Zur Montage an der Karosserie des Fahrzeugs wird die vormontierte Grundplatte 6 mit dem Pedalgeber an einer vorbestimmten Position mit einer Schraube befestigt und ein Kabel mittels eines Steckers an der Buchse 5 angeschlossen.

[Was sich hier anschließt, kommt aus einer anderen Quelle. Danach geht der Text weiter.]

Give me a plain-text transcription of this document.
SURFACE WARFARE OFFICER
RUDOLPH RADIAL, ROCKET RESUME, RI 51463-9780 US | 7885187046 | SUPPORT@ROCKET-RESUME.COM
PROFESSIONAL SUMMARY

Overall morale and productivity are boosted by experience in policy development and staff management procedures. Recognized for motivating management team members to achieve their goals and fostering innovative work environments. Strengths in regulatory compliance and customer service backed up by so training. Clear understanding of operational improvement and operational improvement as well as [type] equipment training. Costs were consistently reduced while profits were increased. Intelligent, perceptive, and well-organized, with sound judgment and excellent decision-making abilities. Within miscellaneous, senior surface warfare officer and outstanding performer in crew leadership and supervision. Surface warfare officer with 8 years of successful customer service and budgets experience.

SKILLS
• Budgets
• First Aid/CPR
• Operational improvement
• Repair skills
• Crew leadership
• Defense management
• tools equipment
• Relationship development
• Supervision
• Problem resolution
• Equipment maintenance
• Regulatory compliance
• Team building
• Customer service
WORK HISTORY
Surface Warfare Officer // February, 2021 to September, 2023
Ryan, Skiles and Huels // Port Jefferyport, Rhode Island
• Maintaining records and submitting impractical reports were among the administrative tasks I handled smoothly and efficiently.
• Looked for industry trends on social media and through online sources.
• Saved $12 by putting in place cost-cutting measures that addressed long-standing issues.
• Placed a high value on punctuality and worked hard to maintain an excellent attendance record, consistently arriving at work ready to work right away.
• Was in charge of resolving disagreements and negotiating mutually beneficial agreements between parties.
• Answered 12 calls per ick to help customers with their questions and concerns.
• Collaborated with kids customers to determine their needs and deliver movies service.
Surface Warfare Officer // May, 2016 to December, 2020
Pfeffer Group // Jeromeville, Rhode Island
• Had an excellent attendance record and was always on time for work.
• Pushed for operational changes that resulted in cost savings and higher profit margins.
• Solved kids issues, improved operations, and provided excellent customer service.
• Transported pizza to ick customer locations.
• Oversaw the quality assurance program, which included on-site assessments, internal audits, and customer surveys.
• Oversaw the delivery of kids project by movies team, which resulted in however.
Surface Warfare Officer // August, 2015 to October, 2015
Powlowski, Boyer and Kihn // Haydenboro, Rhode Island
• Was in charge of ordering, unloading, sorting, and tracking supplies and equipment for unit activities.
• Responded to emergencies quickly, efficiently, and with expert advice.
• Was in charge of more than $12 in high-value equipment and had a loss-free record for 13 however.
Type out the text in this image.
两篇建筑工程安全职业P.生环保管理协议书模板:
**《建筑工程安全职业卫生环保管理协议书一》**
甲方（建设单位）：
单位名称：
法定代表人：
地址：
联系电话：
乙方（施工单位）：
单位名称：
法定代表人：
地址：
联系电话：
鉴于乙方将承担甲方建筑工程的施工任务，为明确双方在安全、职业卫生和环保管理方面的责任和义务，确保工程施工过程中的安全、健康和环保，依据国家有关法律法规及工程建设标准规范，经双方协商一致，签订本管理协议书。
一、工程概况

Für Reparatur- und/oder Wartungszwecke kann das Gehäuse 1 einfach demontiert werden, indem die Schraube 19 gelöst und das Gehäuse 1 von der Grundplatte 6 unter leichtem Abheben des Anschlags 4 von dieser abgezogen wird. Anschließend wird der Stecker von der Buchse 5 gelöst. Die Montage erfolgt wie die Vormontage, wobei zuzüglich der Stecker wider in die Buchse 5 eingeführt wird.


Anspruch[de]
Pedalgeber für ein Fahrzeug,

mit einem Gehäuse (1), in dem ein Arm (2) eines Pedals (3) drehbar um eine Drehachse gelagert ist,

und mit einer Grundplatte (6), an der das Gehäuse (1) mittels mindestens einem Einschubelement (15) und einem zugeordneten Aufnahmeelement (12) sowie mittels einer einzigen Schraube (19) befestigt ist,

dadurch gekennzeichnet, dass die Drehachse des Pedals (3) senkrecht zu den Hauptflächen der Grundplatte (6) angeordnet ist und dass die Längsachse der Schraube (19) in etwa parallel zu der Drehachse ausgerichtet ist.
Pedalgeber nach Anspruch 1, dadurch gekennzeichnet, dass zwei Einschubelemente (15) und zwei Aufnahmeelemente (12) angeordnet sind. Pedalgeber nach Anspruch 1 oder 2, dadurch gekennzeichnet, dass jedes Aufnahmeelement (12) als Aussparung in der Grundplatte (6) ausgebildet ist. Pedalgeber nach einem der Ansprüche 1 bis 3, dadurch gekennzeichnet, dass eine der Aussparungen mit einem seitlichen Spiel und die andere der Aussparungen ohne seitliches Spiel zum zugeordneten Einschubelement (15) ausgebildet ist. Pedalgeber nach einem der Ansprüche 1 bis 4, dadurch gekennzeichnet, dass ein Zentrierdorn (14) an dem Gehäuse (1) angeordnet ist, Pedalgeber nach einem der Ansprüche 1 bis 5, dadurch gekennzeichnet, dass ein Anschlag (4) für das Pedal (3) an dem Gehäuse (1) angeordnet ist.